Lelaki yang masih memakai segaram kerjanya itu berdiri di ambang pintu. Membawa kotak kecil yang Ayu tahu itu adalah jatah makan siang bapaknya.
Bukan drama. Ini adalah hal yang memang terjadi. Saat seorang anak mengungkapkan apa yang dia rasa kepada orang tuanya, rasa sayangnya, rasa cintanya, kekaguman akan sosok yang menjaga mereka sejak dalam kandungan, pasti akan menjadi keharuan tersendiri kepada siapapun yang melihatnya.
"Katanya bapak enggak bisa dateng.." Ayu mengusap air matanya.
"Bapak enggak mau kamu sedih Yu." Ucap Teguh jujur.
Sebelumnya..
"Teguh, Ervin kemana?" Pertanyaan budhe Efa tak dijawab Teguh. Melihat ada yang ganjil, budhe Efa sengaja melempar pulpen di tangannya ke arah Teguh.
"Heh! Masih pagi udah ngelamun! Ada apa? Udah bosen kerja di sini? Ditanyain diem aja?" Memang seperti itulah gaya bicara budhe Efa. Dar der, omongannya selalu ngena ke usus dua belas jari.
"Maaf.. Budhe tanya apa?"
"Enggak jadi. Tuh manusia yang tak cari udah nongol!" Budhe Efa melihat Ervin masuk ke dalam toko dengan masker di pake di mata. Iya, di pake di mata.
"Kamu ini salah makan apa emang udah enggak waras? Sejak kapan masker tempatnya di mata?? Mau belajar gila apa udah jadi gila beneran?" Bentak budhe Efa menarik masker yang terpasang di mata Ervin.
"Aduuuh sakit lah!! budhe kenapa sih kok jahat banget sama aku? Dijepretin masker pagi-pagi sama budhe yang kurang tatih tayang, bakal bikin hariku sial sesial sialnya." Ucap Ervin memonyongkan bibir.
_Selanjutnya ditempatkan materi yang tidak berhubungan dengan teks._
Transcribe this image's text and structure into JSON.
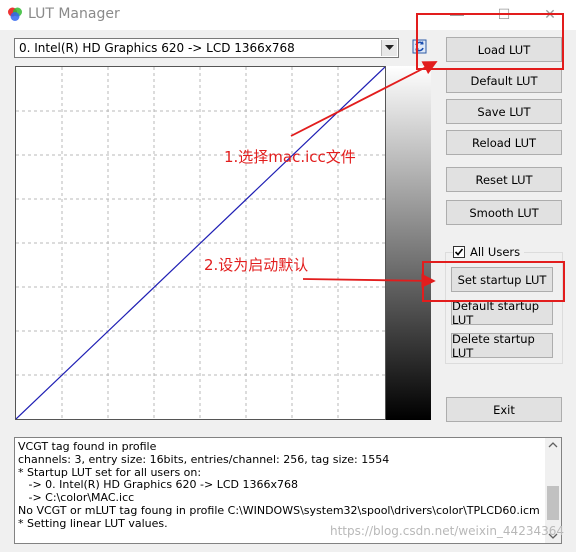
{
  "window": {
    "title": "LUT Manager",
    "minimize": "—",
    "maximize": "☐",
    "close": "✕"
  },
  "display_select": {
    "value": "0. Intel(R) HD Graphics 620 -> LCD 1366x768"
  },
  "buttons": {
    "load": "Load LUT",
    "default": "Default LUT",
    "save": "Save LUT",
    "reload": "Reload LUT",
    "reset": "Reset LUT",
    "smooth": "Smooth LUT",
    "set_startup": "Set startup LUT",
    "default_startup": "Default startup LUT",
    "delete_startup": "Delete startup LUT",
    "exit": "Exit"
  },
  "all_users": {
    "label": "All Users",
    "checked": true
  },
  "log": [
    "VCGT tag found in profile",
    "channels: 3, entry size: 16bits, entries/channel: 256, tag size: 1554",
    "* Startup LUT set for all users on:",
    "   -> 0. Intel(R) HD Graphics 620 -> LCD 1366x768",
    "   -> C:\\color\\MAC.icc",
    "No VCGT or mLUT tag foung in profile C:\\WINDOWS\\system32\\spool\\drivers\\color\\TPLCD60.icm",
    "* Setting linear LUT values."
  ],
  "annotations": {
    "step1": "1.选择mac.icc文件",
    "step2": "2.设为启动默认"
  },
  "watermark": "https://blog.csdn.net/weixin_44234364",
  "colors": {
    "annotation": "#e21d1d",
    "curve": "#1f1fb4",
    "grid": "#b8b8b8"
  }
}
"Lagian siapa suruh pake masker di mata?? Enggak ada tempat lain hah? Kurang kerjaan!!" Bentak budhe Efa kesal.
"Mau ku taruh di hati budhe pasti udah penuh, penuh sama cacian dan hinaan untuk ku hahahaha" Jawaban itu membuat budhe Efa naik level dari kesel ke murka.
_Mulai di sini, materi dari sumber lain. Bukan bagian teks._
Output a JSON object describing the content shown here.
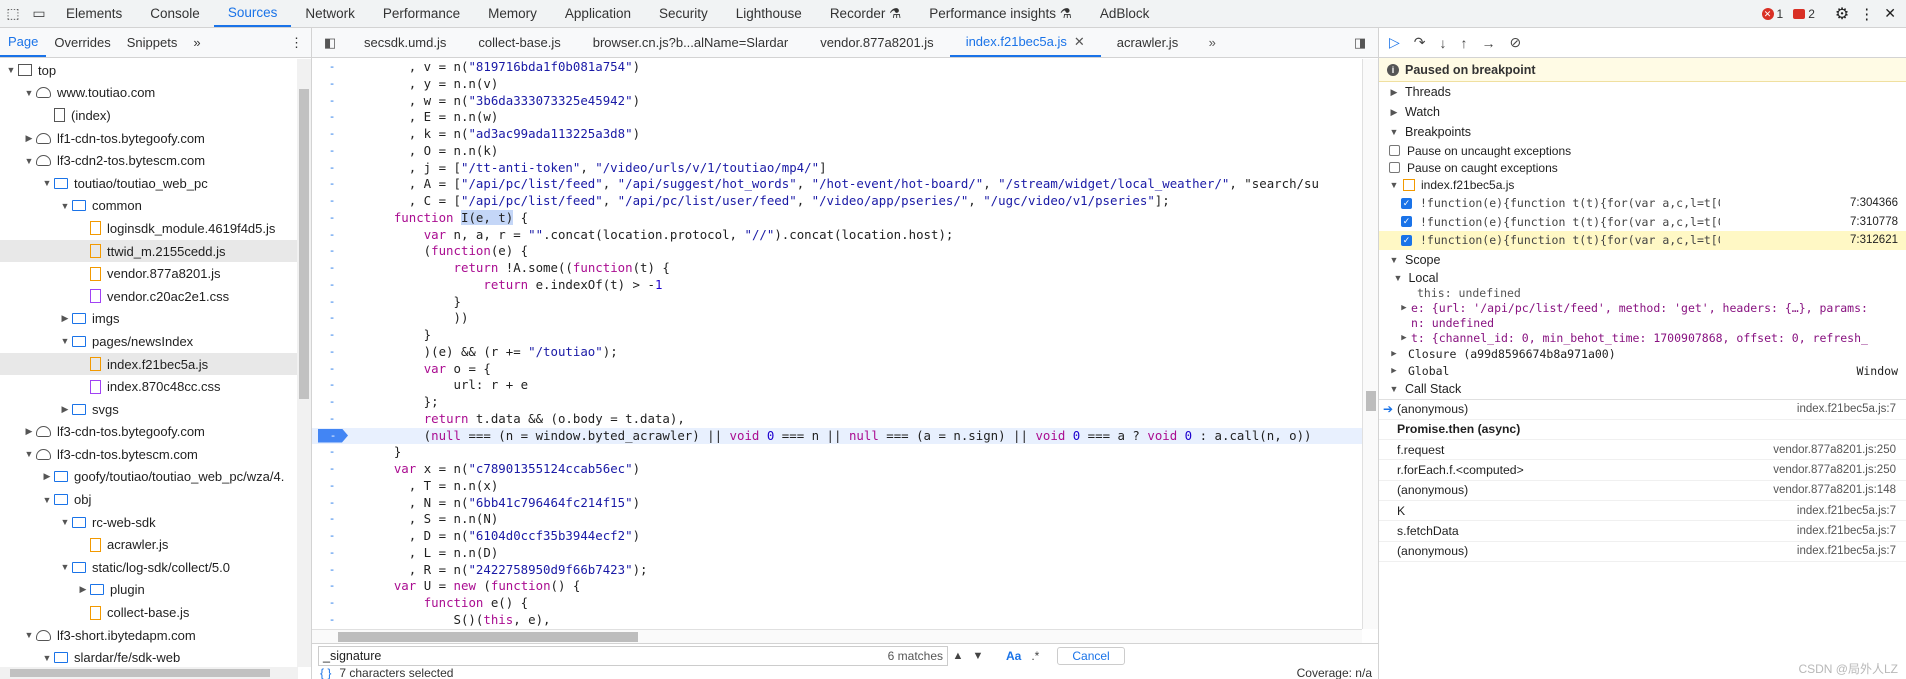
{
  "topbar": {
    "tabs": [
      "Elements",
      "Console",
      "Sources",
      "Network",
      "Performance",
      "Memory",
      "Application",
      "Security",
      "Lighthouse",
      "Recorder",
      "Performance insights",
      "AdBlock"
    ],
    "errors": "1",
    "warnings": "2"
  },
  "navigator": {
    "tabs": [
      "Page",
      "Overrides",
      "Snippets"
    ],
    "tree": [
      {
        "label": "top",
        "icon": "frame-icon",
        "depth": 0,
        "open": true
      },
      {
        "label": "www.toutiao.com",
        "icon": "cloud-icon",
        "depth": 1,
        "open": true
      },
      {
        "label": "(index)",
        "icon": "file-icon",
        "depth": 2
      },
      {
        "label": "lf1-cdn-tos.bytegoofy.com",
        "icon": "cloud-icon",
        "depth": 1,
        "open": false
      },
      {
        "label": "lf3-cdn2-tos.bytescm.com",
        "icon": "cloud-icon",
        "depth": 1,
        "open": true
      },
      {
        "label": "toutiao/toutiao_web_pc",
        "icon": "folder-icon",
        "depth": 2,
        "open": true
      },
      {
        "label": "common",
        "icon": "folder-icon",
        "depth": 3,
        "open": true
      },
      {
        "label": "loginsdk_module.4619f4d5.js",
        "icon": "js-file-icon",
        "depth": 4
      },
      {
        "label": "ttwid_m.2155cedd.js",
        "icon": "js-file-icon",
        "depth": 4,
        "selected": true
      },
      {
        "label": "vendor.877a8201.js",
        "icon": "js-file-icon",
        "depth": 4
      },
      {
        "label": "vendor.c20ac2e1.css",
        "icon": "css-file-icon",
        "depth": 4
      },
      {
        "label": "imgs",
        "icon": "folder-icon",
        "depth": 3,
        "open": false
      },
      {
        "label": "pages/newsIndex",
        "icon": "folder-icon",
        "depth": 3,
        "open": true
      },
      {
        "label": "index.f21bec5a.js",
        "icon": "js-file-icon",
        "depth": 4,
        "selected": true
      },
      {
        "label": "index.870c48cc.css",
        "icon": "css-file-icon",
        "depth": 4
      },
      {
        "label": "svgs",
        "icon": "folder-icon",
        "depth": 3,
        "open": false
      },
      {
        "label": "lf3-cdn-tos.bytegoofy.com",
        "icon": "cloud-icon",
        "depth": 1,
        "open": false
      },
      {
        "label": "lf3-cdn-tos.bytescm.com",
        "icon": "cloud-icon",
        "depth": 1,
        "open": true
      },
      {
        "label": "goofy/toutiao/toutiao_web_pc/wza/4.",
        "icon": "folder-icon",
        "depth": 2,
        "open": false
      },
      {
        "label": "obj",
        "icon": "folder-icon",
        "depth": 2,
        "open": true
      },
      {
        "label": "rc-web-sdk",
        "icon": "folder-icon",
        "depth": 3,
        "open": true
      },
      {
        "label": "acrawler.js",
        "icon": "js-file-icon",
        "depth": 4
      },
      {
        "label": "static/log-sdk/collect/5.0",
        "icon": "folder-icon",
        "depth": 3,
        "open": true
      },
      {
        "label": "plugin",
        "icon": "folder-icon",
        "depth": 4,
        "open": false
      },
      {
        "label": "collect-base.js",
        "icon": "js-file-icon",
        "depth": 4
      },
      {
        "label": "lf3-short.ibytedapm.com",
        "icon": "cloud-icon",
        "depth": 1,
        "open": true
      },
      {
        "label": "slardar/fe/sdk-web",
        "icon": "folder-icon",
        "depth": 2,
        "open": true
      }
    ]
  },
  "editor": {
    "tabs": [
      {
        "label": "secsdk.umd.js",
        "active": false
      },
      {
        "label": "collect-base.js",
        "active": false
      },
      {
        "label": "browser.cn.js?b...alName=Slardar",
        "active": false
      },
      {
        "label": "vendor.877a8201.js",
        "active": false
      },
      {
        "label": "index.f21bec5a.js",
        "active": true
      },
      {
        "label": "acrawler.js",
        "active": false
      }
    ],
    "lines": [
      {
        "ln": "-",
        "code": "      , v = n(\"819716bda1f0b081a754\")"
      },
      {
        "ln": "-",
        "code": "      , y = n.n(v)"
      },
      {
        "ln": "-",
        "code": "      , w = n(\"3b6da333073325e45942\")"
      },
      {
        "ln": "-",
        "code": "      , E = n.n(w)"
      },
      {
        "ln": "-",
        "code": "      , k = n(\"ad3ac99ada113225a3d8\")"
      },
      {
        "ln": "-",
        "code": "      , O = n.n(k)"
      },
      {
        "ln": "-",
        "code": "      , j = [\"/tt-anti-token\", \"/video/urls/v/1/toutiao/mp4/\"]"
      },
      {
        "ln": "-",
        "code": "      , A = [\"/api/pc/list/feed\", \"/api/suggest/hot_words\", \"/hot-event/hot-board/\", \"/stream/widget/local_weather/\", \"search/su"
      },
      {
        "ln": "-",
        "code": "      , C = [\"/api/pc/list/feed\", \"/api/pc/list/user/feed\", \"/video/app/pseries/\", \"/ugc/video/v1/pseries\"];"
      },
      {
        "ln": "-",
        "code": "    function I(e, t) {"
      },
      {
        "ln": "-",
        "code": "        var n, a, r = \"\".concat(location.protocol, \"//\").concat(location.host);"
      },
      {
        "ln": "-",
        "code": "        (function(e) {"
      },
      {
        "ln": "-",
        "code": "            return !A.some((function(t) {"
      },
      {
        "ln": "-",
        "code": "                return e.indexOf(t) > -1"
      },
      {
        "ln": "-",
        "code": "            }"
      },
      {
        "ln": "-",
        "code": "            ))"
      },
      {
        "ln": "-",
        "code": "        }"
      },
      {
        "ln": "-",
        "code": "        )(e) && (r += \"/toutiao\");"
      },
      {
        "ln": "-",
        "code": "        var o = {"
      },
      {
        "ln": "-",
        "code": "            url: r + e"
      },
      {
        "ln": "-",
        "code": "        };"
      },
      {
        "ln": "-",
        "code": "        return t.data && (o.body = t.data),"
      },
      {
        "ln": "-",
        "code": "        (null === (n = window.byted_acrawler) || void 0 === n || null === (a = n.sign) || void 0 === a ? void 0 : a.call(n, o))",
        "bp": true
      },
      {
        "ln": "-",
        "code": "    }"
      },
      {
        "ln": "-",
        "code": "    var x = n(\"c78901355124ccab56ec\")"
      },
      {
        "ln": "-",
        "code": "      , T = n.n(x)"
      },
      {
        "ln": "-",
        "code": "      , N = n(\"6bb41c796464fc214f15\")"
      },
      {
        "ln": "-",
        "code": "      , S = n.n(N)"
      },
      {
        "ln": "-",
        "code": "      , D = n(\"6104d0ccf35b3944ecf2\")"
      },
      {
        "ln": "-",
        "code": "      , L = n.n(D)"
      },
      {
        "ln": "-",
        "code": "      , R = n(\"2422758950d9f66b7423\");"
      },
      {
        "ln": "-",
        "code": "    var U = new (function() {"
      },
      {
        "ln": "-",
        "code": "        function e() {"
      },
      {
        "ln": "-",
        "code": "            S()(this, e),"
      }
    ],
    "search": {
      "value": "_signature",
      "matches": "6 matches",
      "case_label": "Aa",
      "regex_label": ".*",
      "cancel_label": "Cancel"
    },
    "status": {
      "selection": "7 characters selected",
      "coverage": "Coverage: n/a"
    }
  },
  "debugger": {
    "paused": "Paused on breakpoint",
    "sections": {
      "threads": "Threads",
      "watch": "Watch",
      "breakpoints": "Breakpoints",
      "scope": "Scope",
      "callstack": "Call Stack"
    },
    "exceptions": [
      "Pause on uncaught exceptions",
      "Pause on caught exceptions"
    ],
    "bp_file": "index.f21bec5a.js",
    "breakpoints": [
      {
        "code": "!function(e){function t(t){for(var a,c,l=t[0],u=t[1]...",
        "loc": "7:304366"
      },
      {
        "code": "!function(e){function t(t){for(var a,c,l=t[0],u=t[1]...",
        "loc": "7:310778"
      },
      {
        "code": "!function(e){function t(t){for(var a,c,l=t[0],u=t[1]...",
        "loc": "7:312621",
        "current": true
      }
    ],
    "scope": {
      "local_label": "Local",
      "this_line": "this: undefined",
      "e_line": "e: {url: '/api/pc/list/feed', method: 'get', headers: {…}, params:",
      "n_line": "n: undefined",
      "t_line": "t: {channel_id: 0, min_behot_time: 1700907868, offset: 0, refresh_",
      "closure": "Closure (a99d8596674b8a971a00)",
      "global": "Global",
      "global_val": "Window"
    },
    "callstack": [
      {
        "fn": "(anonymous)",
        "loc": "index.f21bec5a.js:7",
        "current": true
      },
      {
        "fn": "Promise.then (async)",
        "loc": "",
        "async": true
      },
      {
        "fn": "f.request",
        "loc": "vendor.877a8201.js:250"
      },
      {
        "fn": "r.forEach.f.<computed>",
        "loc": "vendor.877a8201.js:250"
      },
      {
        "fn": "(anonymous)",
        "loc": "vendor.877a8201.js:148"
      },
      {
        "fn": "K",
        "loc": "index.f21bec5a.js:7"
      },
      {
        "fn": "s.fetchData",
        "loc": "index.f21bec5a.js:7"
      },
      {
        "fn": "(anonymous)",
        "loc": "index.f21bec5a.js:7"
      }
    ],
    "watermark": "CSDN @局外人LZ"
  }
}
"Kamu bersihin semua meja kursi di sini, papan di depan sana itu turunin, di pantry ada beberapa kursi lama yang udah buluk kayak kamu, bersihin sekalian! Dan iya... Enggak usah ikut Teguh lagi sekarang, kamu di sini aja. Kalo emang enggak ada kerjaan kamu bisa nyapu parkiran, sama nyiramin kembang di depan itu!"
"Lho-"
"No protes!"
"Tapi aku-"
"Mau nambah lagi?"
"Aaaaah kesel!! Nyebelin lah, diajak bercanda enggak bisa! Nanti kalo mbak Gendis ke sini aku mau ngadu!!" Ancam Ervin tanpa takut.
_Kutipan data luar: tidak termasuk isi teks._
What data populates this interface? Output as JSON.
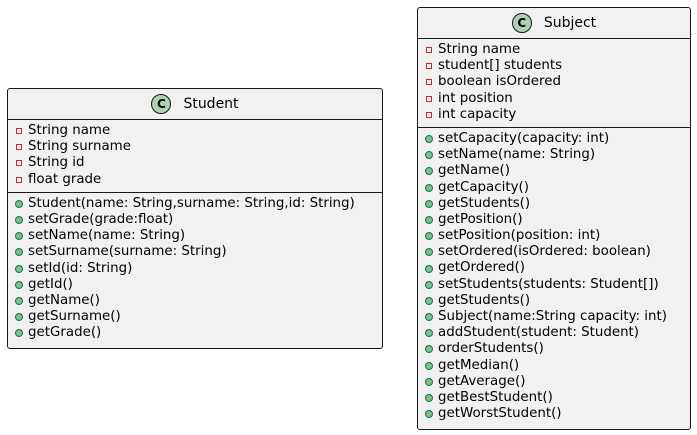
{
  "classes": {
    "student": {
      "badge": "C",
      "name": "Student",
      "attributes": [
        "String name",
        "String surname",
        "String id",
        "float grade"
      ],
      "methods": [
        "Student(name: String,surname: String,id: String)",
        "setGrade(grade:float)",
        "setName(name: String)",
        "setSurname(surname: String)",
        "setId(id: String)",
        "getId()",
        "getName()",
        "getSurname()",
        "getGrade()"
      ]
    },
    "subject": {
      "badge": "C",
      "name": "Subject",
      "attributes": [
        "String name",
        "student[] students",
        "boolean isOrdered",
        "int position",
        "int capacity"
      ],
      "methods": [
        "setCapacity(capacity: int)",
        "setName(name: String)",
        "getName()",
        "getCapacity()",
        "getStudents()",
        "getPosition()",
        "setPosition(position: int)",
        "setOrdered(isOrdered: boolean)",
        "getOrdered()",
        "setStudents(students: Student[])",
        "getStudents()",
        "Subject(name:String capacity: int)",
        "addStudent(student: Student)",
        "orderStudents()",
        "getMedian()",
        "getAverage()",
        "getBestStudent()",
        "getWorstStudent()"
      ]
    }
  },
  "colors": {
    "box_fill": "#f1f1f1",
    "border": "#181818",
    "badge_fill": "#add1b2",
    "private_marker": "#c82930",
    "public_fill": "#84be84",
    "public_border": "#038048"
  }
}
"Itu bisa terjadi kalau kamu masih kerja di sini!" Makin ngotot.
Tak mau ada adegan meja kursi beterbangan, Teguh menyela perdebatan mereka.
"Vin, ayo aku bantu beresin pantry dulu.." Ajak Teguh menarik lengan Ervin menjauh dari budhe Efa. Kedua jari tangan budhe Efa bergerak seperti ingin mencolok mata Ervin dari jarak jauh.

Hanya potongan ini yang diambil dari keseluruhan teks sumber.